Heck no!!! It's never too early!!! You are after my own heart, I love a plan and it's wonderful that you have one you're so excited about. Good classes with good instructors fill up so fast, I think you're very smart! I'm so excited for you!!!

BTW, where are the puppy pix posted???


----------



## hotel4dogs (Sep 29, 2008)

I suspect her classes will be very popular, and will fill quickly! It's not too early at all!


----------



## Stretchdrive (Mar 12, 2011)

I agree, it is never too early!! How very exciting for you to have a new puppy, and being able to start it under your favorite trainer. Looks like the stars really aligned on this one!!


----------



## sammydog (Aug 23, 2008)

I agree, not too early. HOW FUN!!! I am excited for you!


----------



## my4goldens (Jan 21, 2009)

I went out today and bought my 5 day old puppy a Christmas stocking, put some new toys, a nylabone puppy chew toy, and a new collar and leash in it. Next I will need to get him a new crate, puppy playpen, a new bed and some new bowls. I think I've gone over the edge.


----------



## hotel4dogs (Sep 29, 2008)

I don't think you've gone over the edge, I think it's wonderful! We need to go visit him in about a month


----------



## my4goldens (Jan 21, 2009)

hotel4dogs said:


> I don't think you've gone over the edge, I think it's wonderful! We need to go visit him in about a month


would love to. I have another friend from the club who is getting a new golden puppy in about three weeks. She is really excited too.


----------



## nolefan (Nov 6, 2009)

hotel4dogs said:


> I don't think you've gone over the edge, I think it's wonderful! We need to go visit him in about a month


I agree wholeheartedly, you have not gone over the edge ..... Embrace life with both arms! That's what it's all about! I am thrilled for you and quite frankly, I wish I lived close enough to go visit with you all!!!


----------



## hotel4dogs (Sep 29, 2008)

and I have a client getting a puppy from this litter!
It's kind of a cute story. They have one golden now from the same breeder. Their golden is probably about 10? So they've been talking about getting another one for some time now. Anyway, he has been refusing to get another golden, while she is begging him to get one.
So he is surprising her with a puppy from this litter. I believe it's her valentine's day present, which is when they will be ready to go home 




my4goldens said:


> would love to. I have another friend from the club who is getting a new golden puppy in about three weeks. She is really excited too.


----------



## Casey and Samson's Mom (Sep 24, 2011)

Not too early!

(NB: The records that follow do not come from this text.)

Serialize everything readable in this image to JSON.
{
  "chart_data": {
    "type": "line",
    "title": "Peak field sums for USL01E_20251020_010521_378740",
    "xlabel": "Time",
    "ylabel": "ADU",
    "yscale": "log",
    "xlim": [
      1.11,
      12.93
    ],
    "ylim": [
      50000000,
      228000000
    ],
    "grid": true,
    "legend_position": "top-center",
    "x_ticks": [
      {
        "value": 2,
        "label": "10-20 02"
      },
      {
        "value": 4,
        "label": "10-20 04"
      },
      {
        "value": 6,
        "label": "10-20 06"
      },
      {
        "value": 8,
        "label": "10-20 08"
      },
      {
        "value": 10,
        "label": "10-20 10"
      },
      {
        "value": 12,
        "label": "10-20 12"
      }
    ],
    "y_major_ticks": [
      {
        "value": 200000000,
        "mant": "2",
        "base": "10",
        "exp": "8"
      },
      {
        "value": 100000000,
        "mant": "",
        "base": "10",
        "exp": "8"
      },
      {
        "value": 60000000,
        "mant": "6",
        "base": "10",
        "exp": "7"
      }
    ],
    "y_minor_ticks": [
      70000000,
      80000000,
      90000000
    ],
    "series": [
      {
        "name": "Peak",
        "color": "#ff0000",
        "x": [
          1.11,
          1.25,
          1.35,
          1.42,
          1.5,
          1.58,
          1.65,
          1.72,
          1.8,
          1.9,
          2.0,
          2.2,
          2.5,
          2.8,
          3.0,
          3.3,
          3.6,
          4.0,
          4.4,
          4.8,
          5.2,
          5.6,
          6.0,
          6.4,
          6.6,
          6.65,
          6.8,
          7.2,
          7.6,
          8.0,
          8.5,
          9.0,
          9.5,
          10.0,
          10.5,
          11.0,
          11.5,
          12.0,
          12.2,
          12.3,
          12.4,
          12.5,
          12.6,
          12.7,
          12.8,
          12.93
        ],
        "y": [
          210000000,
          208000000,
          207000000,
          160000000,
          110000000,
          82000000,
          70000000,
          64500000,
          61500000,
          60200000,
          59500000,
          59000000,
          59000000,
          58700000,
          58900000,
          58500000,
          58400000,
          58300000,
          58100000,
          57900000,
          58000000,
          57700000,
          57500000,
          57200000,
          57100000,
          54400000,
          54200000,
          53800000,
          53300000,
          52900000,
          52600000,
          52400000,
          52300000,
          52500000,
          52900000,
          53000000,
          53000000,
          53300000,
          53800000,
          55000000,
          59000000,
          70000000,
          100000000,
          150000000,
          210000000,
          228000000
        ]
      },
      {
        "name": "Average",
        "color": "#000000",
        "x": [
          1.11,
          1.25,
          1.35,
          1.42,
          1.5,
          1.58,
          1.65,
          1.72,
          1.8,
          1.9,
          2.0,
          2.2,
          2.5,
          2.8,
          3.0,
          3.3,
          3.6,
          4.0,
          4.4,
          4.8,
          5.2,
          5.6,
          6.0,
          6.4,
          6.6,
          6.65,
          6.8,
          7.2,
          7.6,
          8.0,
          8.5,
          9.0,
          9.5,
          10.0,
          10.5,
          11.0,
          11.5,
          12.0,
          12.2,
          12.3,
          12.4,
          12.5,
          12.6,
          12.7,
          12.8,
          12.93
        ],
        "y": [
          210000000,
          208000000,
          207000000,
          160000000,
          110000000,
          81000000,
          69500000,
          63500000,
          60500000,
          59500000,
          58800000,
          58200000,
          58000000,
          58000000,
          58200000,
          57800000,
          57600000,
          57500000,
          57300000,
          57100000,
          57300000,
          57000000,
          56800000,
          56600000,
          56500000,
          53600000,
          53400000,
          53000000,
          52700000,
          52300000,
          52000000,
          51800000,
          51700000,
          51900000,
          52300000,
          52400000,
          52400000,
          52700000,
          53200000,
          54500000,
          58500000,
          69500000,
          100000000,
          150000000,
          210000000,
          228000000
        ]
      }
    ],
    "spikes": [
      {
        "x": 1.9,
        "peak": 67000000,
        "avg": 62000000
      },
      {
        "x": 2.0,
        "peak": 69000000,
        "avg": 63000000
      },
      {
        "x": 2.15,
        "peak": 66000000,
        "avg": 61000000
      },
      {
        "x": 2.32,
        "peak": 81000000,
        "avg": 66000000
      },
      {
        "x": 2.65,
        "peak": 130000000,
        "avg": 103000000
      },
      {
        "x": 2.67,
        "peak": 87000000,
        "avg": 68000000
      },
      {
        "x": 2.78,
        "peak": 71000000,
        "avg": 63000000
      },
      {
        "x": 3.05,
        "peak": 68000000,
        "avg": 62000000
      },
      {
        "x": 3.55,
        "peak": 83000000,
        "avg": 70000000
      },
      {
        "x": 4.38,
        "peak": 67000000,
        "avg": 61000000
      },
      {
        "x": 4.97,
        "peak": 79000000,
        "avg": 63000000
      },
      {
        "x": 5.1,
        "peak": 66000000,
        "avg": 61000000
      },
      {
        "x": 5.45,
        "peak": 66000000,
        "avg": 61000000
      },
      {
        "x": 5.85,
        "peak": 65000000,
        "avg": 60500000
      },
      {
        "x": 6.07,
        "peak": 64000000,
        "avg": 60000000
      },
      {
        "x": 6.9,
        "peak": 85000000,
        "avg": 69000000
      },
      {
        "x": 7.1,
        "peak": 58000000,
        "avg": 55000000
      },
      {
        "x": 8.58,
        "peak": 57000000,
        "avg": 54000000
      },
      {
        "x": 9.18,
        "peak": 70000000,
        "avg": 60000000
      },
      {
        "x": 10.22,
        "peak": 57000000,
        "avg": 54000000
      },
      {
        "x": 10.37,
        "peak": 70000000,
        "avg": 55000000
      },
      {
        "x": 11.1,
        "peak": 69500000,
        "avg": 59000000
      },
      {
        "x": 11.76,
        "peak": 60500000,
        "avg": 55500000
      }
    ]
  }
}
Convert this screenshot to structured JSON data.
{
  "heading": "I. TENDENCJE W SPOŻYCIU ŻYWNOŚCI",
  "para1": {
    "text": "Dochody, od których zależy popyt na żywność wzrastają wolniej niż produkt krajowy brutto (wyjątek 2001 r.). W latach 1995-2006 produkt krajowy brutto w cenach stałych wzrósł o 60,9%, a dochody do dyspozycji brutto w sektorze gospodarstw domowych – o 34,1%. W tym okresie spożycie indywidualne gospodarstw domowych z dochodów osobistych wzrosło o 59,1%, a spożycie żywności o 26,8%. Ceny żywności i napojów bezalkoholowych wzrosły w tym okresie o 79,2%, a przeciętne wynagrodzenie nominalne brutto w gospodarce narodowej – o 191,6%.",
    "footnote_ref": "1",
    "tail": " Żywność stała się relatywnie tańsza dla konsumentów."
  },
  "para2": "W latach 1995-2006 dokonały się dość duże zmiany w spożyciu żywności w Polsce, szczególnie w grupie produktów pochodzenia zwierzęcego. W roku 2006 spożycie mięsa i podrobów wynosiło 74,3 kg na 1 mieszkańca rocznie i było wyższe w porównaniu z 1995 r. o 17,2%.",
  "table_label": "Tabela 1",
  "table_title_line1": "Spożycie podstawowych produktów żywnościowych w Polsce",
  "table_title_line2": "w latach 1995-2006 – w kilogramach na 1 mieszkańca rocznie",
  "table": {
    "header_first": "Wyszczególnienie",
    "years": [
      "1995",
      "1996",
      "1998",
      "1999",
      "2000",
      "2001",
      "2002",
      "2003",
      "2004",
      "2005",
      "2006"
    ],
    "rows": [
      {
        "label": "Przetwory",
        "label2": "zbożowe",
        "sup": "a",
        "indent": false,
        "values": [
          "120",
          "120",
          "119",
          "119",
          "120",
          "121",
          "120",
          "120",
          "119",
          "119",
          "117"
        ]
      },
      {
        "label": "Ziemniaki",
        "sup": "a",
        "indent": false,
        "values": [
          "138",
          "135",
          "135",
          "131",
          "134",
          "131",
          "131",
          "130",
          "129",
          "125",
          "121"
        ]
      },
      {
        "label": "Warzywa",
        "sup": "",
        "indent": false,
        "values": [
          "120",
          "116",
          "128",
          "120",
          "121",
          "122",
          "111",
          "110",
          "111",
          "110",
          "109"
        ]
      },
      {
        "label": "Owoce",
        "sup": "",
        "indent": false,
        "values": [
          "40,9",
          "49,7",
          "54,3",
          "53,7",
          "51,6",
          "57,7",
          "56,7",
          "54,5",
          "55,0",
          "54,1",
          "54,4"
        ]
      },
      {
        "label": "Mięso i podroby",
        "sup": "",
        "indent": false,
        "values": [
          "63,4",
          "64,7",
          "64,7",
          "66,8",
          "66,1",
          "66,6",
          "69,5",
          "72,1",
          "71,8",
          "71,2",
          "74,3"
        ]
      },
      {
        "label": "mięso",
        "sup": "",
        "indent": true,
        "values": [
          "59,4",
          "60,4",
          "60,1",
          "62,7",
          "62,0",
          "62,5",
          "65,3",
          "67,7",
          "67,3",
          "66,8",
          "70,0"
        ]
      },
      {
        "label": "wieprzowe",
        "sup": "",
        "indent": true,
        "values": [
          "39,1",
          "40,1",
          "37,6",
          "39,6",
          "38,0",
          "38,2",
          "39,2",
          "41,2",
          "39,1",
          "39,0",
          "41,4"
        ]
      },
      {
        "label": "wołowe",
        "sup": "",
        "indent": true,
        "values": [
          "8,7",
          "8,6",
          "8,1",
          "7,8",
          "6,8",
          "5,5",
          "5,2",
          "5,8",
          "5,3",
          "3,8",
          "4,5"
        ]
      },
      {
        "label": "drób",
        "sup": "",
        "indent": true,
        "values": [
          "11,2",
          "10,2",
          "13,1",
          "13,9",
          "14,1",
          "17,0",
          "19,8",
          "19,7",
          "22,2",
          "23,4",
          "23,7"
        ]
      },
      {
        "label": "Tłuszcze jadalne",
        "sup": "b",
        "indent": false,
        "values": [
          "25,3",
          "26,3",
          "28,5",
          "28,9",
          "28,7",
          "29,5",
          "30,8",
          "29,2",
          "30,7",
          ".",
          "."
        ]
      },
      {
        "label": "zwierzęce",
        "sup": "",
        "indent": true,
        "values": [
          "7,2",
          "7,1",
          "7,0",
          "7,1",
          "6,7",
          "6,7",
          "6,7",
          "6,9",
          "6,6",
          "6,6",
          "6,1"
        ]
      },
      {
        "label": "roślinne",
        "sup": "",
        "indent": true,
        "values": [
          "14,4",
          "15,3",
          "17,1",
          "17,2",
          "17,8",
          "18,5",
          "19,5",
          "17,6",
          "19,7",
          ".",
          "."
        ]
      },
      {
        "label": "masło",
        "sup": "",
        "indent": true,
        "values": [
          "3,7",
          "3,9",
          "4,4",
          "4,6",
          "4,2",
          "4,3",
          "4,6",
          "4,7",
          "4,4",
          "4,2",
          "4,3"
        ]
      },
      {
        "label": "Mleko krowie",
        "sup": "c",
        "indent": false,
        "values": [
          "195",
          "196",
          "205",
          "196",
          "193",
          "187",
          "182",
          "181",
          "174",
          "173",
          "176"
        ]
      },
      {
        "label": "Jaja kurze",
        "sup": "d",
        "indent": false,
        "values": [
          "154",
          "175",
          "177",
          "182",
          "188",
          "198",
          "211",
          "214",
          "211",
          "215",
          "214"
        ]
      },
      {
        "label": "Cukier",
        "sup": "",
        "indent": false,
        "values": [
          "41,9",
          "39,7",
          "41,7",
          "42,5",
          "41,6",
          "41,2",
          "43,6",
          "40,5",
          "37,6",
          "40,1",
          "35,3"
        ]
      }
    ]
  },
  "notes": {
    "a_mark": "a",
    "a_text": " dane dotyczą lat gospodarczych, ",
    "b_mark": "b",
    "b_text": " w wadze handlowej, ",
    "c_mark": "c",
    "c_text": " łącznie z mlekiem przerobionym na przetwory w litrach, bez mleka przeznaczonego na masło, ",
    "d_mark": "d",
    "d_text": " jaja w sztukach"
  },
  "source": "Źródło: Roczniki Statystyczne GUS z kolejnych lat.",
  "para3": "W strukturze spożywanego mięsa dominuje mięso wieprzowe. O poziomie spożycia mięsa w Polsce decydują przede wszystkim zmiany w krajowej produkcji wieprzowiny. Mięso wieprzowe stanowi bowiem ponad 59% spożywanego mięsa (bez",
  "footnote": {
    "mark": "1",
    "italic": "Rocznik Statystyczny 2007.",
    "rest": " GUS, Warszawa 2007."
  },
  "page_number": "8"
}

I did the same thing with both of my dogs...I don't think I'd even seen the litter yet with Casey!


----------



## my4goldens (Jan 21, 2009)

Got an e-mail from my new instructor, she said send my form in and we will be all set to start puppy k in March. This little one is going to hit the ground running and we will be off on a wonderful adventure. I can't wait !!


----------